Мальчик отставил пивную бутылку, девочка прижалась к нему. Мальчику на вид лет двадцать, одет в шорты капри. Длинные белые носки, алые прыщи под сеточкой щетины. А девочка совсем крошка. Пятнадцать? Шестнадцать? Бледные ноги отсвечивают синевой.

Я постаралась говорить как можно более грозно, вцепившись в край футболки, натягивая ее пониже. Когда я сказала, что вызову полицию, мальчик фыркнул:

— Валяй. — Он посильнее прижал к себе девочку. — Вызывай. А вообще, — он вытащил мобильник, — да в жопу. Я сам их вызову.

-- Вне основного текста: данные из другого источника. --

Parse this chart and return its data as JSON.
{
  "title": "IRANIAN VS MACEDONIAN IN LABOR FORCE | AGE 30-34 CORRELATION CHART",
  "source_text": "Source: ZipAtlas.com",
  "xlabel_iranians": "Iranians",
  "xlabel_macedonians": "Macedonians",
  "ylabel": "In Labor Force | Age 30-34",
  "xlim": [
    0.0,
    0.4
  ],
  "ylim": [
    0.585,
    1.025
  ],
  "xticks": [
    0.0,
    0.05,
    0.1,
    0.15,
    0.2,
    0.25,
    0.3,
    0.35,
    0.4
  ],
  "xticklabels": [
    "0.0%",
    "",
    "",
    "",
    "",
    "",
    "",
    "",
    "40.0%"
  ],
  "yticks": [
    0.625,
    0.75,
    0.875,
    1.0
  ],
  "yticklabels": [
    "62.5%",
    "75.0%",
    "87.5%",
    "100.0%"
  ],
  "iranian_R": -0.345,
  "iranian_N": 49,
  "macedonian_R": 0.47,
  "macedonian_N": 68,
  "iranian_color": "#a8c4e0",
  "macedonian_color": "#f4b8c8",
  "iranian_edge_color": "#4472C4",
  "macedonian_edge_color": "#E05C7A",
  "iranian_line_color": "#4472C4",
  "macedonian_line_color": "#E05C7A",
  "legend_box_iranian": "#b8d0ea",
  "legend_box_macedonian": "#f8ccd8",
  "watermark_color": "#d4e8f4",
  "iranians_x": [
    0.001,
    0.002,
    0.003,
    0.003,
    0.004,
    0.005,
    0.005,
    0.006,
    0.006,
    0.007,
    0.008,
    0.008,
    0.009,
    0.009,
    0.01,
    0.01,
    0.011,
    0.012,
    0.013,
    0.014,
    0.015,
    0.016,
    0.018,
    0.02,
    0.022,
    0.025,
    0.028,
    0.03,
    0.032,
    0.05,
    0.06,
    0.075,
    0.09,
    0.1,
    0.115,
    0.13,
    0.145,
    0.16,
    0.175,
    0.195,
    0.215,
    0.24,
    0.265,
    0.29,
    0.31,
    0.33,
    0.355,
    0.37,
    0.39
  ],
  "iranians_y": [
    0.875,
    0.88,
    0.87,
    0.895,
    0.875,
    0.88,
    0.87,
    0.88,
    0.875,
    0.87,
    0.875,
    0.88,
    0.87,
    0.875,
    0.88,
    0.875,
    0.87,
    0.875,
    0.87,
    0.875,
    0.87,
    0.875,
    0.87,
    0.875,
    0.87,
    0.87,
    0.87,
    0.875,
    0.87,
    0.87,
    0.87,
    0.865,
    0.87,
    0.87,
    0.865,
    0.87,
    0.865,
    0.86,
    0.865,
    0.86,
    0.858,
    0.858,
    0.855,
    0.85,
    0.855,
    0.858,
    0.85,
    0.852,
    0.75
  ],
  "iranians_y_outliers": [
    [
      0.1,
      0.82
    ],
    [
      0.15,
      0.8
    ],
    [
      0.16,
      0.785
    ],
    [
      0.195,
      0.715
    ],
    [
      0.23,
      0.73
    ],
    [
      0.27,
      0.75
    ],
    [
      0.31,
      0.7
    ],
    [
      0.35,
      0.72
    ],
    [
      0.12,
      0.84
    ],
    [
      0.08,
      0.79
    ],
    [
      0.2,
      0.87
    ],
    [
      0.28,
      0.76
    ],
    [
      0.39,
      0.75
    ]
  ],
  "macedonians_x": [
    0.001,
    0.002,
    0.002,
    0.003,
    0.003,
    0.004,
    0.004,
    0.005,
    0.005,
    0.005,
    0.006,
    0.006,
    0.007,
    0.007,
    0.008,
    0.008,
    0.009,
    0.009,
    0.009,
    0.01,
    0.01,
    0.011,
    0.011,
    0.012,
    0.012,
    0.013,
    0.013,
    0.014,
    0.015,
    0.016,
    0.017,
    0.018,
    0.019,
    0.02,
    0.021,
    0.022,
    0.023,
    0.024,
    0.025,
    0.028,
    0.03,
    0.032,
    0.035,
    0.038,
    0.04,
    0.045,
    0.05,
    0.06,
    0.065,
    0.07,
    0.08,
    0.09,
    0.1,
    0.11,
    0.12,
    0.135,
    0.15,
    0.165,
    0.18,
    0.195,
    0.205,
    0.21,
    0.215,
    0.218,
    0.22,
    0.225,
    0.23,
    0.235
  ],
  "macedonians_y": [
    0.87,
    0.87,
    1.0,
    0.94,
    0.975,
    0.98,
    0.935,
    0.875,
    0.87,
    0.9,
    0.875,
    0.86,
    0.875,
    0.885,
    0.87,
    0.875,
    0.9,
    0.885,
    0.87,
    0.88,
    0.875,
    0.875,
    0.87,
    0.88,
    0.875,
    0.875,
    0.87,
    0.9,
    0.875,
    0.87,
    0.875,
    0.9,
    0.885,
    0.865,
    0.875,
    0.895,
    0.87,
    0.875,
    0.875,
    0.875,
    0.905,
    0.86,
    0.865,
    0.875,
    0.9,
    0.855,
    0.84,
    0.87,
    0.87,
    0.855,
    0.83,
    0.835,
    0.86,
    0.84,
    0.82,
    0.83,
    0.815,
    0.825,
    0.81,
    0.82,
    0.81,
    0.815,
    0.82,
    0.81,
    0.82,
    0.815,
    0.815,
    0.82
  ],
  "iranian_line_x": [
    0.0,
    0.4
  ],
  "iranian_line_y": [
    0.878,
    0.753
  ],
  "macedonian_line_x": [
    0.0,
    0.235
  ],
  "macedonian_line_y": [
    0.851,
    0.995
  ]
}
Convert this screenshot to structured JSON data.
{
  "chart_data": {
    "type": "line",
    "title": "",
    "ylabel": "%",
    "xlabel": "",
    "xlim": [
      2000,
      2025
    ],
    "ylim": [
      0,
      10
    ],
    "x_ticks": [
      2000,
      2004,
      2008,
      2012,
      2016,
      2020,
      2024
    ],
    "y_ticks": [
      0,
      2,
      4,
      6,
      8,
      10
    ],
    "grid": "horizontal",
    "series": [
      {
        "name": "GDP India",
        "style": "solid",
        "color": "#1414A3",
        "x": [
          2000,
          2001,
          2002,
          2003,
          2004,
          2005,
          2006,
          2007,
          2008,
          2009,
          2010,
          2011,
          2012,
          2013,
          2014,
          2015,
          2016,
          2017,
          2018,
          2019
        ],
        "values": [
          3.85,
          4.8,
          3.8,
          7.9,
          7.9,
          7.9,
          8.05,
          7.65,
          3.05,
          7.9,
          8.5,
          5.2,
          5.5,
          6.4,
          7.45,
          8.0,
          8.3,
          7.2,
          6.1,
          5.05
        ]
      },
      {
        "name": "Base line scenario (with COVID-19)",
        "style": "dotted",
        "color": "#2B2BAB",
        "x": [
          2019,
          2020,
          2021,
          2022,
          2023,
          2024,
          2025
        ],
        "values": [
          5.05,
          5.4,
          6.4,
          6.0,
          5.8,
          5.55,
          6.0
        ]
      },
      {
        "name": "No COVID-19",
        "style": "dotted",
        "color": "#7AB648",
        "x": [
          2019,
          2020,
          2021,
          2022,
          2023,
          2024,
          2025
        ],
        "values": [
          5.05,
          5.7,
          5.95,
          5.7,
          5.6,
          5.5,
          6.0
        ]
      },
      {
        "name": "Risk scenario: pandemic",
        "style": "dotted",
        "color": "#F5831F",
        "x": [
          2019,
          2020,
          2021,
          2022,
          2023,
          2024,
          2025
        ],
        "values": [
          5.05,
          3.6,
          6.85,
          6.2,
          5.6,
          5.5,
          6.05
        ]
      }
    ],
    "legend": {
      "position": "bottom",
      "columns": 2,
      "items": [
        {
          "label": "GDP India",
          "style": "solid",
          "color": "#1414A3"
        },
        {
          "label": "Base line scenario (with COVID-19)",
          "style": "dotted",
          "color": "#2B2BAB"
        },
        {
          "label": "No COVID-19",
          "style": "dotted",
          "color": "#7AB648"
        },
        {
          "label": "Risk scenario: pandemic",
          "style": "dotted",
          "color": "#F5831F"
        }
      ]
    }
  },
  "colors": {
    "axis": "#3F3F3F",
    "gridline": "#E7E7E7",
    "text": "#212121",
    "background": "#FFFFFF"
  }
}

Плита страха, которую я выстроила в груди, вдруг рассыпалась.

— Джулиан?

Мне хотелось смеяться. Последний раз я его видела, когда ему было тринадцать, — костлявого, несформировавшегося. Единственный сын Дэна и Эллисон. Над ним тряслись, возили по конкурсам виолончелистов из одного западного штата в другой. По четвергам — уроки мандаринского, ржаной хлеб и жевательные витаминки, родительские щитки от провала. Потом все это стухло и он оказался в Калифорнийском университете, в Лонг-Бич или Ирвине. Я вспомнила, что там у него были какие-то проблемы. Его то ли исключили, то ли все-таки обошлись с ним помягче и перевели на курс ниже. Джулиан был застенчивым, раздражительным ребенком, сжимался от включенного в машине радио, при виде незнакомой еды. Теперь он огрубел, из-под майки расползались татуировки. Меня он не вспомнил, да и с чего бы? Я находилась за границами его эротических интересов.

— Я тут поживу пару недель, — сказала я, понимая, что стою с голыми ногами, стыдясь разыгранной мелодрамы, слов про полицию. — Мы с твоим папой друзья. Я видела, как он силится меня опознать, соотнести с чем-то.